Let me now ask what circumstance there is in the constitution of the House of Representatives that violates the principles of republican government, or favors the elevation of the few on the ruins of the many? Let me ask whether every circumstance is not, on the contrary, strictly conformable to these principles, and scrupulously impartial to the rights and pretensions of every class and description of citizens?
Who are to be the electors of the federal representatives? Not the rich, more than the poor; not the learned, more than the ignorant; not the haughty heirs of distinguished names, more than the humble sons of obscure and unpropitious fortune. The electors are to be the great body of the people of the United States. They are to be the same who exercise the right in every State of electing the corresponding branch of the legislature of the State.
Who are to be the objects of popular choice? Every citizen whose merit may recommend him to the esteem and confidence of his country. No qualification of wealth, of birth, of religious faith, or of civil profession is permitted to fetter the judgment or disappoint the inclination of the people.
If we consider the situation of the men on whom the free suffrages of their fellow-citizens may confer the representative trust, we shall find it involving every security which can be devised or desired for their fidelity to their constituents.
In the first place, as they will have been distinguished by the preference of their fellow-citizens, we are to presume that in general they will be somewhat distinguished also by those qualities which entitle them to it, and which promise a sincere and scrupulous regard to the nature of their engagements.
In the second place, they will enter into the public service under circumstances which cannot fail to produce a temporary affection at least to their constituents. There is in every breast a sensibility to marks of honor, of favor, of esteem, and of confidence, which, apart from all considerations of interests, is some pledge for grateful and benevolent returns.
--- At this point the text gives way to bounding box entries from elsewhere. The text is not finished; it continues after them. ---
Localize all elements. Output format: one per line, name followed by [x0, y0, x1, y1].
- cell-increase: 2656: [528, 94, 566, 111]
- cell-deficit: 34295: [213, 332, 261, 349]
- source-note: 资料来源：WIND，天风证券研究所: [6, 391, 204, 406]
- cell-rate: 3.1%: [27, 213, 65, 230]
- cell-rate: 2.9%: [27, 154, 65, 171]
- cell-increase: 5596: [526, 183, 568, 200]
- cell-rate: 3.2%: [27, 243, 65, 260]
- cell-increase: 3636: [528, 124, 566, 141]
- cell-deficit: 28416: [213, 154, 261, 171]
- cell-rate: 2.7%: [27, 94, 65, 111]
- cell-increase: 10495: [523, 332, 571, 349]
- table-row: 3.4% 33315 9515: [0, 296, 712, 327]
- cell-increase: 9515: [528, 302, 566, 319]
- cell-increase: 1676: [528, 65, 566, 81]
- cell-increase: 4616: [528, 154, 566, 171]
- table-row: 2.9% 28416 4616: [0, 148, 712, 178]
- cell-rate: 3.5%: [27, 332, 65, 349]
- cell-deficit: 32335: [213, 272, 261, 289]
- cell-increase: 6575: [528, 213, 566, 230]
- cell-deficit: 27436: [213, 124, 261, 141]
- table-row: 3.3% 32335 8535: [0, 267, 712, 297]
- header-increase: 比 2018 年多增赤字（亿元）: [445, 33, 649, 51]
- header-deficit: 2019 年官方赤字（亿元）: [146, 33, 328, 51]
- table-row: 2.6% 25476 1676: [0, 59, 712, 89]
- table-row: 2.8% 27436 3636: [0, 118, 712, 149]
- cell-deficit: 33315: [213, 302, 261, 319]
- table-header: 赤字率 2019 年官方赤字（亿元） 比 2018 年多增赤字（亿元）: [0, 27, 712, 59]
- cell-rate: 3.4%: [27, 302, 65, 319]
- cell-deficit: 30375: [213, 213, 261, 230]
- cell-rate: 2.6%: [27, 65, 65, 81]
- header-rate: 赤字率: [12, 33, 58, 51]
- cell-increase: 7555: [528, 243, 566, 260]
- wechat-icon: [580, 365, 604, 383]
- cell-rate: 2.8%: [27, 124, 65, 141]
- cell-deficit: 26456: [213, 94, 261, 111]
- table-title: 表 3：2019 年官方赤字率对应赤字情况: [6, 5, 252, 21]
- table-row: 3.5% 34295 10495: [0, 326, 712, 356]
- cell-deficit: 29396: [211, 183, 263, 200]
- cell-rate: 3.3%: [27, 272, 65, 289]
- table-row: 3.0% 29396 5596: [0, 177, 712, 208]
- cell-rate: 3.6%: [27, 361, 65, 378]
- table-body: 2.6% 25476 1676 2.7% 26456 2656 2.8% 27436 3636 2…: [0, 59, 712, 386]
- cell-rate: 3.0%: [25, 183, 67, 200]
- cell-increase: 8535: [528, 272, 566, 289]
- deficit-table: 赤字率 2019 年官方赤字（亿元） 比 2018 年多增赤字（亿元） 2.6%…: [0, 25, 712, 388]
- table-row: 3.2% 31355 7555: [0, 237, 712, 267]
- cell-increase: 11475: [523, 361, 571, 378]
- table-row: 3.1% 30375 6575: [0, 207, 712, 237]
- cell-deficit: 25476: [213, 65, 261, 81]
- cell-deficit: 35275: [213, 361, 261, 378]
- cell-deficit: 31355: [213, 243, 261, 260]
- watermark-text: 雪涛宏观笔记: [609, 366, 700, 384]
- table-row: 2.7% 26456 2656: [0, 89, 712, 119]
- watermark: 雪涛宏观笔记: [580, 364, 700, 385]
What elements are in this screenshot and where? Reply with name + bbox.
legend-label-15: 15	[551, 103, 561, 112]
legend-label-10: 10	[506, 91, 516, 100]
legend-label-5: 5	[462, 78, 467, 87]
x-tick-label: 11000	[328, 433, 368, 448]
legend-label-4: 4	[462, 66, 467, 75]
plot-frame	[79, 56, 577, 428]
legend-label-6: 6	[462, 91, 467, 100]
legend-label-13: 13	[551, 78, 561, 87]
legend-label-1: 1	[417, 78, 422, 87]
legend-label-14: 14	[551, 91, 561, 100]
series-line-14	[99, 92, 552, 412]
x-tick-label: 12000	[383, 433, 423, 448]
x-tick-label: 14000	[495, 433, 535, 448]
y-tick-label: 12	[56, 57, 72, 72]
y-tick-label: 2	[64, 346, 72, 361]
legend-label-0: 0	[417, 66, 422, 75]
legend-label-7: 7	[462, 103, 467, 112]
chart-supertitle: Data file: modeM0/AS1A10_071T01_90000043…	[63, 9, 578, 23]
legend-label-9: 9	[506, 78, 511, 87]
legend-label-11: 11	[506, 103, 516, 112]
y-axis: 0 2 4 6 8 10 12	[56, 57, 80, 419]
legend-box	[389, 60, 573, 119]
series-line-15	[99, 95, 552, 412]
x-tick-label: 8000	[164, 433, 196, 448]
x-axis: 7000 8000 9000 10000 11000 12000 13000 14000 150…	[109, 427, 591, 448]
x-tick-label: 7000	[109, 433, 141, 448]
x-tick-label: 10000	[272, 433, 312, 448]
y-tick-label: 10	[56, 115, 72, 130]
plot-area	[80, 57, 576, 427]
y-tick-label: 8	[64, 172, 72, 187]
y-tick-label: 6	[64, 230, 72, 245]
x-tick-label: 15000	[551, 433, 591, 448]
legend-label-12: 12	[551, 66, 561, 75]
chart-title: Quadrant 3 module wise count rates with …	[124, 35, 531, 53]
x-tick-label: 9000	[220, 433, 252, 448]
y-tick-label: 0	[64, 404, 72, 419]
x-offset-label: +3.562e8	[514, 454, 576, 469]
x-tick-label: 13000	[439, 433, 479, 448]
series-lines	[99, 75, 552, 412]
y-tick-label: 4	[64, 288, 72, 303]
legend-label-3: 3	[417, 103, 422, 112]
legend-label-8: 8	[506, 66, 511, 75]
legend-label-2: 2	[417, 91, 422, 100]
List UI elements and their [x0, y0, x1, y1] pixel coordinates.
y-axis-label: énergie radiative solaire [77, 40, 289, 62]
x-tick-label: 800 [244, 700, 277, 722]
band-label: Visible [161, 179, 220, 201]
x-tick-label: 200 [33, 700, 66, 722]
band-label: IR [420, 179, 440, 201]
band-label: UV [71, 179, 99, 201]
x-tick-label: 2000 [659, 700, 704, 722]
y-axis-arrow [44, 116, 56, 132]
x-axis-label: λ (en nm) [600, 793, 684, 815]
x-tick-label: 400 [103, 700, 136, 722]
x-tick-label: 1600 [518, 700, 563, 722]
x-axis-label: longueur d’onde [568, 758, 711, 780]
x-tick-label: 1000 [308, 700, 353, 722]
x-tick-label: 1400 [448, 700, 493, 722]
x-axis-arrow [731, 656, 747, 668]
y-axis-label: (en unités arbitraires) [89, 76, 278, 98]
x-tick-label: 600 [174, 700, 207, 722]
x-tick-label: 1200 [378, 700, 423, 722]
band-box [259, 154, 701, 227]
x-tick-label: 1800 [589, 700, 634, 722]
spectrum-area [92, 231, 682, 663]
Ingratitude is a common topic of declamation against human nature; and it must be confessed that instances of it are but too frequent and flagrant, both in public and in private life. But the universal and extreme indignation which it inspires is itself a proof of the energy and prevalence of the contrary sentiment.
In the third place, those ties which bind the representative to his constituents are strengthened by motives of a more selfish nature. His pride and vanity attach him to a form of government which favors his pretensions and gives him a share in its honors and distinctions. Whatever hopes or projects might be entertained by a few aspiring characters, it must generally happen that a great proportion of the men deriving their advancement from their influence with the people would have more to hope from a preservation of the favor than from innovations in the government subversive of the authority of the people.
All these securities, however, would be found very insufficient without the restraint of frequent elections. Hence, in the fourth place, the House of Representatives is so constituted as to support in the members an habitual recollection of their dependence on the people. Before the sentiments impressed on their minds by the mode of their elevation can be effaced by the exercise of power, they will be compelled to anticipate the moment when their power is to cease, when their exercise of it is to be reviewed, and when they must descend to the level from which they were raised; there forever to remain unless a faithful discharge of their trust shall have established their title to a renewal of it.